How many countless steps have we taken, unknowingly through each other, have you thought? This silent love that moves where I move, touching what I touch. I leave our imprints wherever I go. There are traces of you in places you haven’t even set foot on, is that not a bewildering thought?

Whether we be or we don’t, the beauty remains in the truth that we already are.  

© Sneha Singh 2016

Knot Knowing

In the fullness of everything, one suddenly lapses. Like air out of a balloon. No pin prick. No burst. Just a slow release. An existential crisis of the how and the why and the “is this necessary and should I be here, or there or someplace else”.

And if so, where is it that I belong? Why is there a pressing slit in my ribcage that questions where the soles of my feet are, and where my soul should be? Who put that slit there?

It is a slow, slow walk to somewhere – that I know. But where to, I know not.

As one unravels each knot, insides, one within another, sit still like a piece of cloth that has just been wrung out but not yet put up to dry. Do you know that damp, heavy stillness? But it’s sunny outside and everything is fine. It really, really is. So it’s not the outside that is damp, it’s the fibre of the cloth. That’s the cold one feels. That’s the cold, no matter how sunny it is it. You wait in a lump. Either to stretch out, or be stretched out, or stay put and dry.

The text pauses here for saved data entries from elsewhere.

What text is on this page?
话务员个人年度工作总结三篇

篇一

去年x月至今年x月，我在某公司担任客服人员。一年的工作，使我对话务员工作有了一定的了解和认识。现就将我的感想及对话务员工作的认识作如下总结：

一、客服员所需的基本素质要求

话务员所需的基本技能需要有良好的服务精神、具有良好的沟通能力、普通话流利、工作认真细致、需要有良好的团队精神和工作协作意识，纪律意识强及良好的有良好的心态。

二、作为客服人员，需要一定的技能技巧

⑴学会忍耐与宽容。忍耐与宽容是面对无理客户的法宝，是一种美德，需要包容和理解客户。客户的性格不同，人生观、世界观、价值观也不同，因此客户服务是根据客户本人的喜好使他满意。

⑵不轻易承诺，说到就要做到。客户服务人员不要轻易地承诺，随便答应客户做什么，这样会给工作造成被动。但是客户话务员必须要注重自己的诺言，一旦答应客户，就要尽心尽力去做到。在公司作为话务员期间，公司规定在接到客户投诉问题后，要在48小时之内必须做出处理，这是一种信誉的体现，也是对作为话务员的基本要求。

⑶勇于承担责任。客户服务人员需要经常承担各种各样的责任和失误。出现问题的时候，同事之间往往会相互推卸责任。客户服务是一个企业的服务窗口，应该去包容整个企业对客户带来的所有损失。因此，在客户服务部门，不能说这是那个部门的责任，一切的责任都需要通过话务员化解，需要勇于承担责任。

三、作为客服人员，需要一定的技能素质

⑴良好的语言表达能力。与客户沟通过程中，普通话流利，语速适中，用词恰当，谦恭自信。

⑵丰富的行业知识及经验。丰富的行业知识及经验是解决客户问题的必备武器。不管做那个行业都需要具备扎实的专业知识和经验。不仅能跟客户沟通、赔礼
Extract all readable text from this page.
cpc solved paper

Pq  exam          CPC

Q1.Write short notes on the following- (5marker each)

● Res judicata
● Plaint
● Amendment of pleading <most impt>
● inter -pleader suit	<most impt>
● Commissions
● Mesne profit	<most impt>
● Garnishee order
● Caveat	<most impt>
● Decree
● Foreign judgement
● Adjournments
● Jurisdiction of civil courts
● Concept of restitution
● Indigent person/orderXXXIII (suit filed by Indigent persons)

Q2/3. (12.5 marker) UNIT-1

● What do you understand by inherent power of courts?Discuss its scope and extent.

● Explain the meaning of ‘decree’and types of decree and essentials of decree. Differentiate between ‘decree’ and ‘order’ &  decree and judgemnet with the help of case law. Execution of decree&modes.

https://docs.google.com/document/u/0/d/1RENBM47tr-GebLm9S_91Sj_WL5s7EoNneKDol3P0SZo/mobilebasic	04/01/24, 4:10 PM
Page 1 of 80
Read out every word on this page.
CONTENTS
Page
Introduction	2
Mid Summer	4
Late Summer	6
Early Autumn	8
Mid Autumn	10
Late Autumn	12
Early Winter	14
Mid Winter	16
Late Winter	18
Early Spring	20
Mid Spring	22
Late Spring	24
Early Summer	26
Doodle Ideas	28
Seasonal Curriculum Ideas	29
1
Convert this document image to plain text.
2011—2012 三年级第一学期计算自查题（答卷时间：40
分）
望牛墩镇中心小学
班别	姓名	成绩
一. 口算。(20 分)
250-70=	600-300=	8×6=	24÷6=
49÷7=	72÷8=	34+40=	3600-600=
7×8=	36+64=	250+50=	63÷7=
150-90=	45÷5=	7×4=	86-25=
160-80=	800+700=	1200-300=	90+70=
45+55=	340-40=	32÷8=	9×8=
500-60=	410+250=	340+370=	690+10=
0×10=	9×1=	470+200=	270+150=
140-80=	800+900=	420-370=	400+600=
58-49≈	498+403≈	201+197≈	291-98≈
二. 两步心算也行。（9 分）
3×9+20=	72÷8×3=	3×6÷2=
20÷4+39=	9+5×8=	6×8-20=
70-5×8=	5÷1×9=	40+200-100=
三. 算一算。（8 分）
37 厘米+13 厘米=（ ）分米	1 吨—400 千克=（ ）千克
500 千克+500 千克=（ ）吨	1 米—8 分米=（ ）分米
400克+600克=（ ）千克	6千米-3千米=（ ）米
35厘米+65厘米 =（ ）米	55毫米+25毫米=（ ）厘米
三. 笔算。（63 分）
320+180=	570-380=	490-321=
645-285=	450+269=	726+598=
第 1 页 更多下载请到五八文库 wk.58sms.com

There are moments of time warp in my head, where I am not sure which way I should be going. Or is it just okay to make peace with the fluidity of it all. That there is no destination and that you are just moving forward in respect of where you are right now. Or maybe you’re not moving forward, and that too is okay. Or is that deemed as being too comfortable? Not stretching yourself, and all that potential inside you.

The word potential always takes me back to physics, and energy. As moving masses of energy, we are the physics, chemistry and biology of all that there is. Surely, the energy we put out in thoughts, feelings, words and actions creates ripples and penetrates other energies? I walk around trying to imagine orbs of energy around me, beings with masses that have potential and kinetic energy.

Time and again, through the best and the worst, I have times when I sit with these knots inside my chest. And mostly, there is never a good solution to the process by which these can be untied. Maybe they aren’t there to be unpicked, but for me to be unpicked by them. To get perspective of the universe and the mitochondria, but at most times it is beautiful spillage of – energy, which I am sure goes around and comes back around in line with Newton’s observations.

Time, time, time. Best friend, worst enemy and above all, an effective teacher. Another year on, released, I watch the remnants dissolve slowly. Shed, shed, shed that skin once more. One of my favourite animals does, and what breath taking beauty emerges when it does.